New Commissioner Mike Kohler was the only no vote Tuesday, but he said he was voting against it because he did not have enough information about the project.

While ECER was the lowest cost for the county, it did not score the highest in a ranking based on the county's own RFP criteria. Commissioner Jeff Bergosh asked Barry the justification for not selecting a company that scored higher under the criteria advertised in its RFP.

Barry said he felt the board intended to get fiber internet to people's homes in unserved areas, and that was not the top criteria in the RFP.

"I don't know that the staff people that were tasked with evaluating this were doing so from the intent of what was the priority to the board, which is getting fiber to the homes," Barry said.

Much of the RFP was drafted, which appears to be largely based on the county's earlier Magellan Advisors study, which the county accepted as complete in April. That study called for partnering with providers to build a ring network of fiber internet and broadcast towers.

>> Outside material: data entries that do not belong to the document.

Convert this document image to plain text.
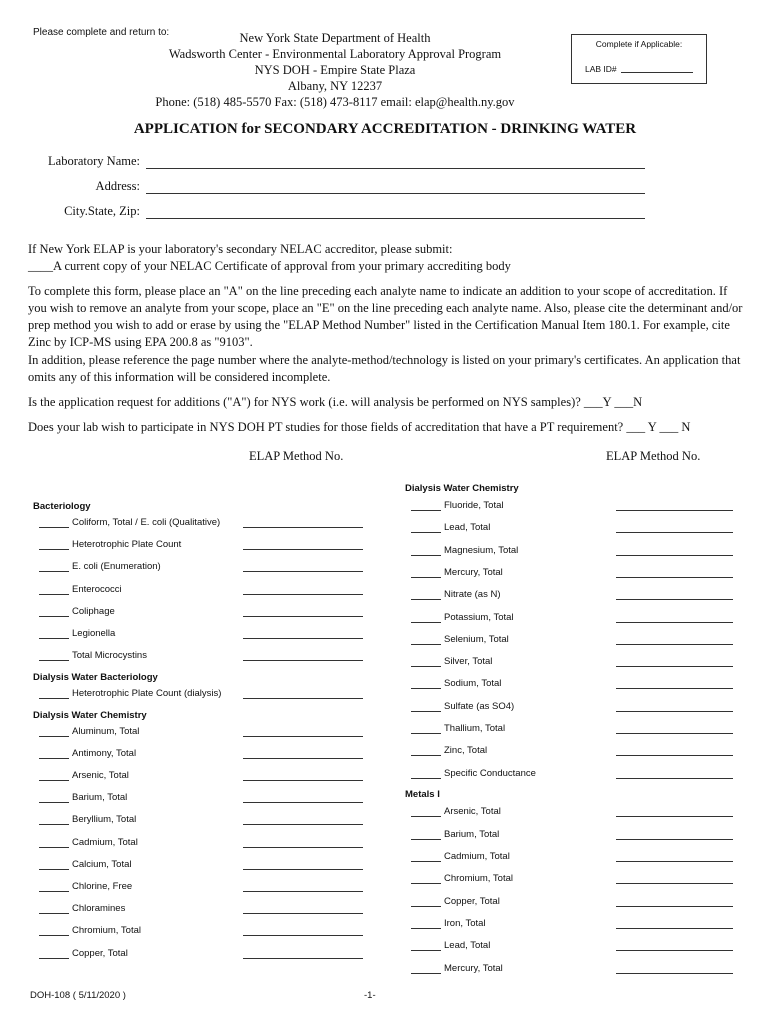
Please complete and return to:	New York State Department of Health
Wadsworth Center - Environmental Laboratory Approval Program
NYS DOH - Empire State Plaza
Albany, NY 12237
Phone: (518) 485-5570 Fax: (518) 473-8117 email: elap@health.ny.gov
Complete if Applicable:
LAB ID#
APPLICATION for SECONDARY ACCREDITATION - DRINKING WATER
Laboratory Name:
Address:
City.State, Zip:
If New York ELAP is your laboratory's secondary NELAC accreditor, please submit:
____A current copy of your NELAC Certificate of approval from your primary accrediting body
To complete this form, please place an "A" on the line preceding each analyte name to indicate an addition to your scope of accreditation. If you wish to remove an analyte from your scope, place an "E" on the line preceding each analyte name. Also, please cite the determinant and/or prep method you wish to add or erase by using the "ELAP Method Number" listed in the Certification Manual Item 180.1. For example, cite Zinc by ICP-MS using EPA 200.8 as "9103".
In addition, please reference the page number where the analyte-method/technology is listed on your primary's certificates. An application that omits any of this information will be considered incomplete.
Is the application request for additions ("A") for NYS work (i.e. will analysis be performed on NYS samples)? ___Y ___N
Does your lab wish to participate in NYS DOH PT studies for those fields of accreditation that have a PT requirement? ___ Y ___ N
ELAP Method No.	ELAP Method No.
Bacteriology
Coliform, Total / E. coli (Qualitative)
Heterotrophic Plate Count
E. coli (Enumeration)
Enterococci
Coliphage
Legionella
Total Microcystins
Dialysis Water Bacteriology
Heterotrophic Plate Count (dialysis)
Dialysis Water Chemistry
Aluminum, Total
Antimony, Total
Arsenic, Total
Barium, Total
Beryllium, Total
Cadmium, Total
Calcium, Total
Chlorine, Free
Chloramines
Chromium, Total
Copper, Total
Dialysis Water Chemistry
Fluoride, Total
Lead, Total
Magnesium, Total
Mercury, Total
Nitrate (as N)
Potassium, Total
Selenium, Total
Silver, Total
Sodium, Total
Sulfate (as SO4)
Thallium, Total
Zinc, Total
Specific Conductance
Metals I
Arsenic, Total
Barium, Total
Cadmium, Total
Chromium, Total
Copper, Total
Iron, Total
Lead, Total
Mercury, Total
DOH-108 ( 5/11/2020 )	-1-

While the commission voted to accept the study, the commissioners said at the time that it was not the direction they were interested in going.

Barry said that based on all the proposals, ECER's was the best as far as cost to the county and the number of homes served, with between 4,200 to 4,300 homes and 700 miles of new fiber internet infrastructure.

"I think this partnership is exactly what was intended with the ARPA funds," Barry said.

Barry said as a non-profit, ECER is owned by its customers.

"This is also an opportunity where we're partnering with an entity that our citizens, that our property taxpayers, that our constituents own, which I think is a very unique opportunity in this instance," Barry said. "And that's why I had recommended, maybe three or four weeks ago, to alter the geographical area of the first phase to only have this phase be the Escambia River Electric Co-Op footprint. So that's further north than what we had originally put out."

Barry said there is still a need for a second phase of the project, which he guessed many other internet providers will be interested in bidding in.

"Whatever is not going to be contained within this (to the) south, that's what I envision all of that being phase two — maybe even the beach," Barry said.